O avanço da inteligência artificial na medicina ganhou um novo marco regulatório no Brasil. O Conselho Federal de Medicina (CFM) publicou recentemente uma resolução que estabelece diretrizes para o uso de ferramentas baseadas em IA na prática médica, buscando equilibrar inovação tecnológica, segurança do paciente e responsabilidade profissional.
A norma reconhece o potencial da tecnologia em áreas como diagnóstico, análise de exames e apoio à tomada de decisão clínica, mas reforça que a responsabilidade final continua sendo do médico. A utilização de sistemas automatizados passa a exigir critérios claros de validação, transparência e supervisão humana, especialmente em situações que envolvem riscos à saúde.
Para o advogado Gabriel Martins Alves, especialista em Direito da Medicina e em Gestão de Saúde do Jobim Advogados, a regulamentação chega em um momento necessário diante da rápida incorporação dessas ferramentas no cotidiano dos serviços de saúde. “A inteligência artificial deixou de ser uma promessa e passou a integrar, de forma concreta, a rotina médica. Era fundamental que houvesse uma orientação normativa para garantir segurança jurídica da nova era”, afirma.
Entre os pontos centrais da resolução está a vedação do uso da IA como substituta da atuação médica. O CFM determina que sistemas automatizados devem funcionar como suporte, e não como agentes decisórios autônomos. Além disso, o médico deve ter pleno conhecimento das limitações da ferramenta utilizada e assegurar que sua aplicação seja compatível com as melhores práticas clínicas.

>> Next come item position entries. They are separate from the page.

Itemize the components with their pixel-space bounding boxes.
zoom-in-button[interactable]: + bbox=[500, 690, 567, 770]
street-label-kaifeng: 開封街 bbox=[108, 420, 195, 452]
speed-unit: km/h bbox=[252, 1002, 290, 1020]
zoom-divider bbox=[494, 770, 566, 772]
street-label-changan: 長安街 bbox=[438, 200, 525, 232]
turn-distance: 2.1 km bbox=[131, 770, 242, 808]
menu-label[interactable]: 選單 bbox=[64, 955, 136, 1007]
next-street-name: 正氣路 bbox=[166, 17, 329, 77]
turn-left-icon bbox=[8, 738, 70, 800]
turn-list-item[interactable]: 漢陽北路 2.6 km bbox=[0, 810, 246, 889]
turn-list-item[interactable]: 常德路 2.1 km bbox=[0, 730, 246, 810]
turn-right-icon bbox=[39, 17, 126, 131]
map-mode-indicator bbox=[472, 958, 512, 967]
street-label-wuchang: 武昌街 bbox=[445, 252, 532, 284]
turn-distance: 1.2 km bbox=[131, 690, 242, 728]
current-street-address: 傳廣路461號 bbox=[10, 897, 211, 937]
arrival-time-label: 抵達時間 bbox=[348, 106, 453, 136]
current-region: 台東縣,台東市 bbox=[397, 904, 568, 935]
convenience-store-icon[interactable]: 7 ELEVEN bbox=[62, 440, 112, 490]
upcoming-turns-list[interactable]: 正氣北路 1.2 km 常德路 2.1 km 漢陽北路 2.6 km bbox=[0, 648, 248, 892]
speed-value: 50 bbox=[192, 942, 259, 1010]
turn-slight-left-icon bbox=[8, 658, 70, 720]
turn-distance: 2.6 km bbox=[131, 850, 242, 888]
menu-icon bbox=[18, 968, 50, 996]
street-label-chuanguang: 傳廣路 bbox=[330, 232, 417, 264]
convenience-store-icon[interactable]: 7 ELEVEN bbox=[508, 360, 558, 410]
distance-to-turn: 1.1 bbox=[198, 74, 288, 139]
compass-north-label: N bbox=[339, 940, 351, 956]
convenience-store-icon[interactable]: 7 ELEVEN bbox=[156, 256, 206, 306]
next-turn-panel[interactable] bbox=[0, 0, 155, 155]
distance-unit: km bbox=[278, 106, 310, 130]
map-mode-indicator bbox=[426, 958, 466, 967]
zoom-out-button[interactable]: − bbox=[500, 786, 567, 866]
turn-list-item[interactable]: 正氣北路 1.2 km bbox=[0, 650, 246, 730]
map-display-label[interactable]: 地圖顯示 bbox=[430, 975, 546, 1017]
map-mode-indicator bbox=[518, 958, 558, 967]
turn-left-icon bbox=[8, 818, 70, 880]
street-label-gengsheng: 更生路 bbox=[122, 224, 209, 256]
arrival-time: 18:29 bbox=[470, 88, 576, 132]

Segundo Alves, esse aspecto é crucial para evitar uma transferência indevida de responsabilidade. “A norma deixa claro que não existe ‘terceirização’ da decisão médica para a tecnologia. Mesmo com o uso de algoritmos avançados, o dever de análise crítica e de decisão permanece exclusivamente com o profissional, por isso, a utilização da tecnologia deve ser utilizada como meio e nunca como fim”, destaca.
A resolução também aborda a importância da transparência no uso da IA, incluindo a necessidade de informar pacientes quando ferramentas desse tipo forem utilizadas em seu atendimento, bem como a indicação junto ao prontuário. A medida busca fortalecer a relação de confiança e garantir que o paciente tenha ciência sobre os recursos envolvidos em seu diagnóstico ou tratamento.

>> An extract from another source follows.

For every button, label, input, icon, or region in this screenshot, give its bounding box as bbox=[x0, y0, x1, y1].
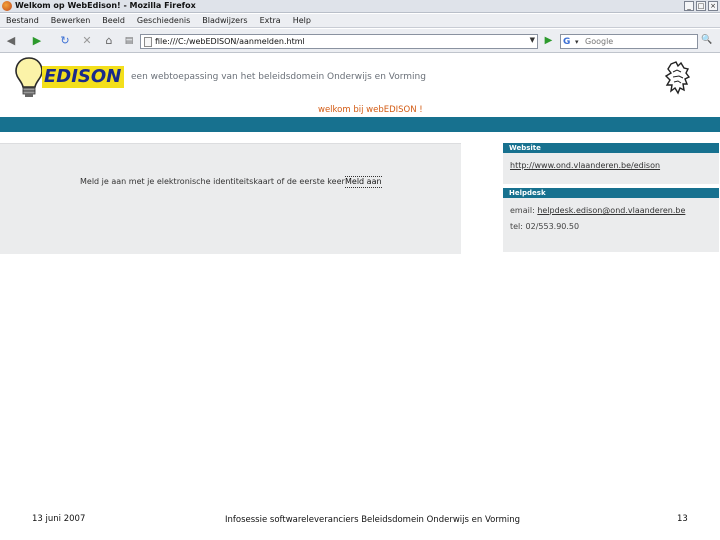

Outro ponto relevante diz respeito à validação dos sistemas utilizados. A norma exige que as ferramentas de inteligência artificial sejam submetidas a critérios técnicos e científicos rigorosos antes de sua adoção, reduzindo riscos associados a vieses algorítmicos ou falhas operacionais.
Para o especialista, a regulamentação também impõe desafios para instituições de saúde e empresas de tecnologia. “Hospitais, clínicas e desenvolvedores precisarão revisar processos internos, contratos e protocolos de uso dessas ferramentas. Não se trata apenas de inovação, mas de governança, compliance e gestão de risco”, explica Alves.